Annie drückte die Klinke und ging voraus. Die Tür knirschte, als sie aufschwang. Das Exterra leuchtete ihnen mehr schlecht als recht den Weg. Es flackerte zwischenzeitlich, aber zumindest genügte es, um einen Eindruck von dem Gebäude zu bekommen. Es schien ein ehemaliges Wohngebäude zu sein. Anders als jene, in denen sie bisher Zuflucht gesucht hatten. Sie warfen einander einen Blick zu und in stummer Übereinkunft schoben sie eine altersschwache Kommode vor die Eingangstür. Dann machten sie sich auf die Suche nach einem Zugang zum Keller. Staub rieselte von der Decke und mehr als einmal pflückte sich Elias Spinnweben vom Gesicht. Offenbar war seit sehr langer Zeit niemand mehr hier gewesen.

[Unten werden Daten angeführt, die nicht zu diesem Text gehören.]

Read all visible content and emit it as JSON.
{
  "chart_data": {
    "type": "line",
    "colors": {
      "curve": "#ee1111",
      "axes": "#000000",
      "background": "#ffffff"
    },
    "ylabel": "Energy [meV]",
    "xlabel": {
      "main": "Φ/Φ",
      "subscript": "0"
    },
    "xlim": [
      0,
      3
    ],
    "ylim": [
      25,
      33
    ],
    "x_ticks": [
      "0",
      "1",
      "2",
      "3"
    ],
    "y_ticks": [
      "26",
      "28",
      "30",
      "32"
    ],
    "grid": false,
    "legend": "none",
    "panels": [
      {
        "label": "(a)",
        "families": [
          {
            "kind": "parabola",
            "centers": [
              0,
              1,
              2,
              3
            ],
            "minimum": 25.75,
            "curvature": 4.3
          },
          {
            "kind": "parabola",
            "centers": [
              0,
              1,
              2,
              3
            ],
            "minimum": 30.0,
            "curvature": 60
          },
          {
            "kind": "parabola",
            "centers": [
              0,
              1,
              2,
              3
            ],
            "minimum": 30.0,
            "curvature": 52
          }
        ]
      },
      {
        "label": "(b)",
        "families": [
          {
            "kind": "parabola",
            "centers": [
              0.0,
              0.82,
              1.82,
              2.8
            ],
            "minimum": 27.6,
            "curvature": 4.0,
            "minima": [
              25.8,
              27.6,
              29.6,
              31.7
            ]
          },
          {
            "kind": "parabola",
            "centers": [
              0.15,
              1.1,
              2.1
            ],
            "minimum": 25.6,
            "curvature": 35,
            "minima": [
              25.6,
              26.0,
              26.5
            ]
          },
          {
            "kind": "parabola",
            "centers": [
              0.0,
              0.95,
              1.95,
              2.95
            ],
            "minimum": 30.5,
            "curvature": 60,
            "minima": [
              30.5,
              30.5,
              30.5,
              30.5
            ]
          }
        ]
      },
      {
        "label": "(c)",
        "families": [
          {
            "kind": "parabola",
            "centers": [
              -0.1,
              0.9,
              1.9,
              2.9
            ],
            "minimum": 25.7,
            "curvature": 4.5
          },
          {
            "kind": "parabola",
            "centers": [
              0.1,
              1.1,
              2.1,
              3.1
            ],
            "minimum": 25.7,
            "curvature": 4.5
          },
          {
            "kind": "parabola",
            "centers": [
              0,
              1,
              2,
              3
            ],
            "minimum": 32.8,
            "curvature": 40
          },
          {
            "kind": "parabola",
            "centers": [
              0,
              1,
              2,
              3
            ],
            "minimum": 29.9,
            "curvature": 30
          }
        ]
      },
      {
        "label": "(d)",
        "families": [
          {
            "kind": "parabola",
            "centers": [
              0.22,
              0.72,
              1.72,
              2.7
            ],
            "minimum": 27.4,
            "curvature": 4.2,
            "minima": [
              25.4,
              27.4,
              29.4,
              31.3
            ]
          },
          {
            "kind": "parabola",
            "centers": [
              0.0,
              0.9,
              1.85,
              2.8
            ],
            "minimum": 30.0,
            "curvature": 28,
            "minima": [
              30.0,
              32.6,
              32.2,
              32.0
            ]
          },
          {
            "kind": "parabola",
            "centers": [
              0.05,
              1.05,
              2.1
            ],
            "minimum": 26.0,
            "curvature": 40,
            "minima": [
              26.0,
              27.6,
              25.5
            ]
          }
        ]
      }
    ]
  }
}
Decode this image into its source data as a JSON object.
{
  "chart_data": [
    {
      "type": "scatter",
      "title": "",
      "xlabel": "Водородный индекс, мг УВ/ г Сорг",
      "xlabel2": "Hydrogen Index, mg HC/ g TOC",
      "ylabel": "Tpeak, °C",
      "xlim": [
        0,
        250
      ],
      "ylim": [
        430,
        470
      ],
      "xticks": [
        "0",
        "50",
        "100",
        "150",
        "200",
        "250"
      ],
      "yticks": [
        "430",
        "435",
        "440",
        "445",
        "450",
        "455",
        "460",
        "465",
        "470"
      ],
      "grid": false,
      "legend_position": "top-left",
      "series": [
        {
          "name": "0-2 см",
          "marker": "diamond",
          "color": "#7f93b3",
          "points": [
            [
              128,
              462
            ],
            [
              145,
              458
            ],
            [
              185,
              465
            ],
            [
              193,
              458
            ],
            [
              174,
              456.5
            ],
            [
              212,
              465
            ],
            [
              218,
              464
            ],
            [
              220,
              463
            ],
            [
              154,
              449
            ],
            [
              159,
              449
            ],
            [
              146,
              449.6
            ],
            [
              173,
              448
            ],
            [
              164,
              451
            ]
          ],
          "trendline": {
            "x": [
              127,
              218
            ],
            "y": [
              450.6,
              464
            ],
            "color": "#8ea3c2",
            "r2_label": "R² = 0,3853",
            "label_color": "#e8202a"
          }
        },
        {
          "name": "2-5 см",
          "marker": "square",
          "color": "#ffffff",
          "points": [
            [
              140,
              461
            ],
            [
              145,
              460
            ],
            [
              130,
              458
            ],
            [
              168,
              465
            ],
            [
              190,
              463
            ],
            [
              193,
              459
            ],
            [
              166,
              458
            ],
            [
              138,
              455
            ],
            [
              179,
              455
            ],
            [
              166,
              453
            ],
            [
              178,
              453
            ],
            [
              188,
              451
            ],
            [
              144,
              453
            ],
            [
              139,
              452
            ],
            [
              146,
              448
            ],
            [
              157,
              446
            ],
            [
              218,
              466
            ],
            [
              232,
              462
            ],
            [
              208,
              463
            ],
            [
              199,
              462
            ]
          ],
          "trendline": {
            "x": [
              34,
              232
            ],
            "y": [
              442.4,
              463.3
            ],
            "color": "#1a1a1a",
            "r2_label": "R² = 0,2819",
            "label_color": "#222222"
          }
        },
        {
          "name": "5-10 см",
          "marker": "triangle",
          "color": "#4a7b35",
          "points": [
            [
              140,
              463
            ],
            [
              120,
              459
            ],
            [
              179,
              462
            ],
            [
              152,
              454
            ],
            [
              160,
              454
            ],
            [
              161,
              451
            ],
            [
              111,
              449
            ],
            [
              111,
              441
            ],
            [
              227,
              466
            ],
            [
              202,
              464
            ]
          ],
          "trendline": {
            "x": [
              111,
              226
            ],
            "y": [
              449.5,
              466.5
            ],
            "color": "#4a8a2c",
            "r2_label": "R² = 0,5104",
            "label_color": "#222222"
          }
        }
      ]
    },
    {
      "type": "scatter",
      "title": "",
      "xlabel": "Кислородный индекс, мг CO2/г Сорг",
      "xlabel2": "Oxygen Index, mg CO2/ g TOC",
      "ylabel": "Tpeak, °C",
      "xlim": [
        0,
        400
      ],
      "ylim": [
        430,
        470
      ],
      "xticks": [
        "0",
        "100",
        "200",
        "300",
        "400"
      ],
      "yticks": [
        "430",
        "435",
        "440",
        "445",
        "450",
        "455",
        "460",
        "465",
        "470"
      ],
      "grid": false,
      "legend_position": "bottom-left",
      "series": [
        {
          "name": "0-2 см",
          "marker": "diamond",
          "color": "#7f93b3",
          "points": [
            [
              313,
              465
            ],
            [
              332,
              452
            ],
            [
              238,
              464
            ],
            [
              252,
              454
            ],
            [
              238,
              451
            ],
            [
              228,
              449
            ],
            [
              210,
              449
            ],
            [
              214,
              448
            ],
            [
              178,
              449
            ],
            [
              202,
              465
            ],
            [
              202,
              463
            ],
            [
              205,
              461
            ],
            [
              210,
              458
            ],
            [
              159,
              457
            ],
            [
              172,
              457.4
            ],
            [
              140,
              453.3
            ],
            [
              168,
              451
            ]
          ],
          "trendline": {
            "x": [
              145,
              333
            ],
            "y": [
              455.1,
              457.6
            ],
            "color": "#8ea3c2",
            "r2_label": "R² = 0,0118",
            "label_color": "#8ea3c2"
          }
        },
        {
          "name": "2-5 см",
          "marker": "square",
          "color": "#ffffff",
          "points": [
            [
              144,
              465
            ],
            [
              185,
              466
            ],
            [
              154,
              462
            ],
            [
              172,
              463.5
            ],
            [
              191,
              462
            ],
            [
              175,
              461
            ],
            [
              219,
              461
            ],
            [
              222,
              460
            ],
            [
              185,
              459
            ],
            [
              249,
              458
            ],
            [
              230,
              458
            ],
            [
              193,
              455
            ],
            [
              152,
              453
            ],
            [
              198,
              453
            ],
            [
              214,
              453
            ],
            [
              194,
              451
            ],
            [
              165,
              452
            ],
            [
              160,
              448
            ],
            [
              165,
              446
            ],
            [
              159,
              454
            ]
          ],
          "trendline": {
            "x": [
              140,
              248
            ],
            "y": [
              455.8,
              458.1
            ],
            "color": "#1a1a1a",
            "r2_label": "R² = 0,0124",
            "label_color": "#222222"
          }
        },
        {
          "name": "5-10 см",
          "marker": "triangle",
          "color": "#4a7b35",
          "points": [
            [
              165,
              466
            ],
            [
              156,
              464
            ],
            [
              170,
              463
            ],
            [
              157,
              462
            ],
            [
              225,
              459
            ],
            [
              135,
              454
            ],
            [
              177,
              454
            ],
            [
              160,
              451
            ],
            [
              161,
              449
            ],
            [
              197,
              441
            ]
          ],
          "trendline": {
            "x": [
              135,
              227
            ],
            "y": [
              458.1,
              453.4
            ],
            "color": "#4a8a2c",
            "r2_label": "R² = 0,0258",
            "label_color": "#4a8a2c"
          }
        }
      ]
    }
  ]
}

Die Tür zum Keller schien nicht verschlossen zu sein, aber sie ließ sich auch nicht um mehr als einen schmalen Spalt öffnen. Feuchtkalte Luft schlug ihnen daraus entgegen. Sie roch alt und modrig. Elias warf sich mehrmals gegen die Tür, so fest er konnte. Ihm war, als bewegten sich die alten Angeln Millimeter für Millimeter.
»Ich glaub, jetzt passe ich durch«, flüsterte Annie irgendwann und tatsächlich: Mit etwas Mühe quetschte sie sich durch den Spalt und half Elias, indem sie von innen an der Klinke zerrte.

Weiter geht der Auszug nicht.